The preliminary phytochemistry investigation carried out showed Senna alata to contain some secondary metabolites such as saponins, tannins, phenolic compounds, eugenol, glycosides and anthraquinones. Generally, secondary metabolites present in plants have been reported by Rabe (2000) to be responsible for their therapeutic activity and Sainisbury and Sofowora (1971) also reported that the volatile oil isolated from Ocimum gratisium have antimicrobial and anthelminthic properties. Petroleum ether flower extract was inactive on all the organisms used while chloroform flower extract and petroleum ether was inactive on all the organisms except Bacillus subtili and Escherichia coli indicating the impotency of the extracts on the organisms used.
Vaijayanthimala et al. (2000) reported activity of leaf water extract on Candida albicans but the flower extracts showed inactivity against this organism. Methanol and chloroform flower extract were active against Bacillus subtilis and Escherichia coli. Ikenebomeh and Metitiri (1988) have also reported on the antimicrobial activity of Cassia alata on E. coli and fungi. Water extract of Senna alata flower showed no antimicrobial activity against the organisms used except Bacillus subtilis but other reports showed the antimicrobial activity of leaf water extract against several microorganisms (Adebayo et al., 1991; Ibrahim and Osama, 1995). The Minimum Inhibitory Concentration (MIC) of the extracts revealed a decline in activity as the concentrations decreased which implies that the extracts are more active at high concentrations than at low concentrations.
The results of the present work showed activity by methanol flower extract on Bacillus subtilis, Pseudomonas aureginosa, Escherichia coli, Staphylococcus aureus, Proteus valgaris and J62K12 (Standard strain E. coli) at concentration of 500 μg mL-1. Thus the antimicrobial activity of Senna alata flower can be attributed to the metabolites present.

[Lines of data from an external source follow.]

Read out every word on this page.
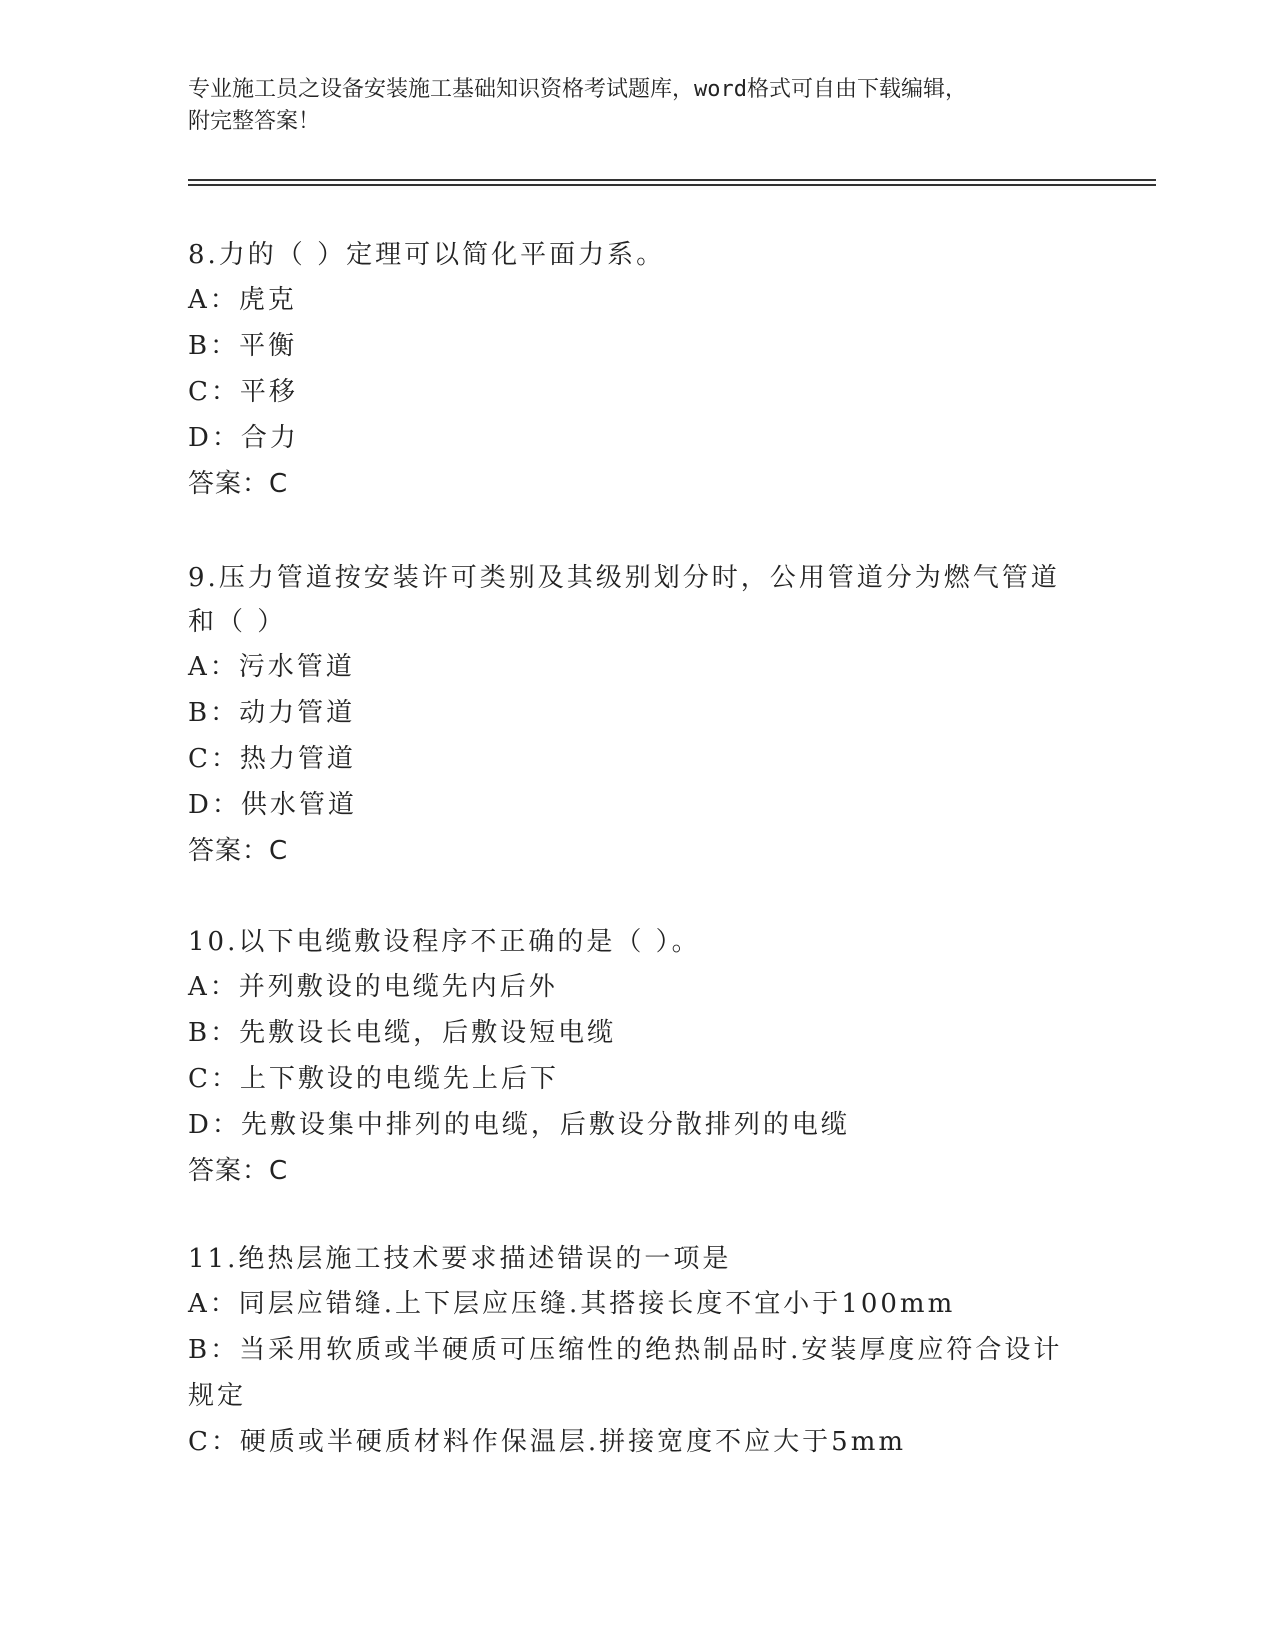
专业施工员之设备安装施工基础知识资格考试题库，word格式可自由下载编辑，
附完整答案！
8.力的（ ）定理可以简化平面力系。
A：虎克
B：平衡
C：平移
D：合力
答案：C
9.压力管道按安装许可类别及其级别划分时，公用管道分为燃气管道和（ ）
A：污水管道
B：动力管道
C：热力管道
D：供水管道
答案：C
10.以下电缆敷设程序不正确的是（ ）。
A：并列敷设的电缆先内后外
B：先敷设长电缆，后敷设短电缆
C：上下敷设的电缆先上后下
D：先敷设集中排列的电缆，后敷设分散排列的电缆
答案：C
11.绝热层施工技术要求描述错误的一项是
A：同层应错缝.上下层应压缝.其搭接长度不宜小于100mm
B：当采用软质或半硬质可压缩性的绝热制品时.安装厚度应符合设计规定
C：硬质或半硬质材料作保温层.拼接宽度不应大于5mm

The results obtained from the test carried out indicates that Senna alata flowers can help control diseases caused by Staphylococcus aureus which is a major pathogen for human infections varying from food poisoning or minor skin infections to severe life threatening infections, such as Staphylococcal bacteremia and disseminated abscesses in all organs and Escherichia coli with other coli forms which cause urinary tract infection, diarrhea, sepsis and meningitis. Phytochemical analysis revealed the various metabolites present in the flower used, thus providing knowledge of the metabolites responsible for its therapeutic quality. However, more research has to be carried out so as to know the longevity of the metabolites in the plant and the effect of low or high concentrations usage.